Voilà sans doute le message que Grand-Mère voulait me faire passer : n’avoue jamais tes sentiments si tu veux t’assurer l’amour éternel d’un garçon.
Je ne sais pas. En même temps, ça a eu l’air de marcher avec Grand-Père. Et ça a marché pour Jane, du moins à la fin. Je pourrais peut-être essayer.

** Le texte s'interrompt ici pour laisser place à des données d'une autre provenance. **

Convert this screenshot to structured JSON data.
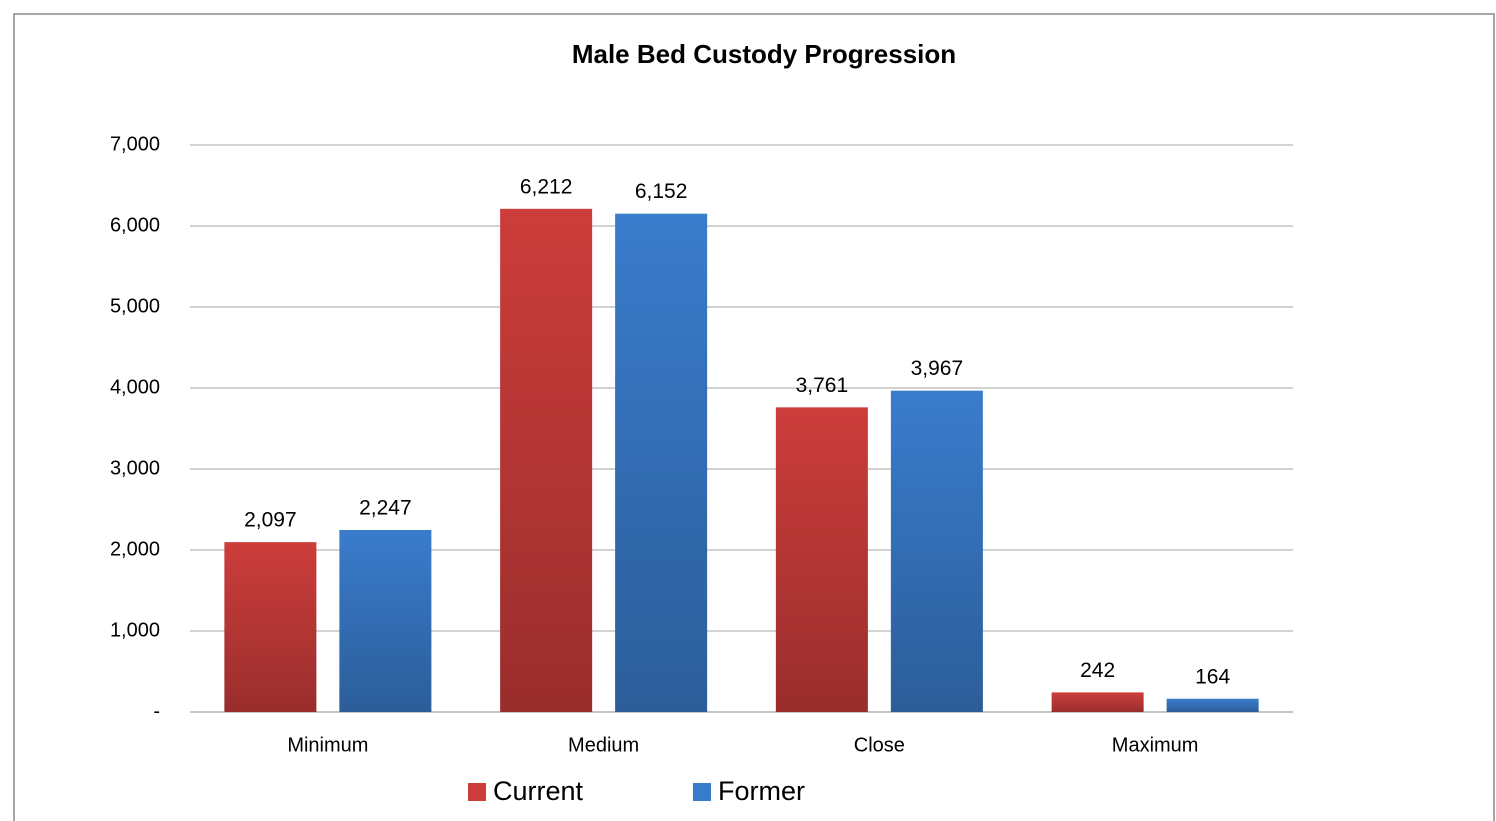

Ça ne va pas être facile. Il est vingt et une heures en Floride en ce moment. Qu’est-ce que peut bien faire Michael ? Il est peut-être allé se balader sur la plage et a rencontré une jolie musicienne sans abri, qui vit là et qui gagne son pain en jouant des airs folk pour les touristes sur sa Stratocaster. Je ne sais même pas jouer au tennis, alors d’un instrument de musique... !
Je parie qu’elle porte un truc avec des franges, qu’elle est blonde et qu’elle a une super poitrine, comme Jewel. Aucun garçon ne pourrait continuer sa promenade tout seul s’il croisait une fille comme elle !
Non. Grand-Mère et Mrs. Fairfax ont raison. Il faut que je résiste. Que je me force à ne pas l’appeler. Quand on n’est pas disponible, ça les rend fous, les hommes. La preuve : Jane Eyre.
De là à changer de nom et à m’enfuir pour aller vivre chez un lointain parent comme Jane, c’est peut-être un peu exagéré.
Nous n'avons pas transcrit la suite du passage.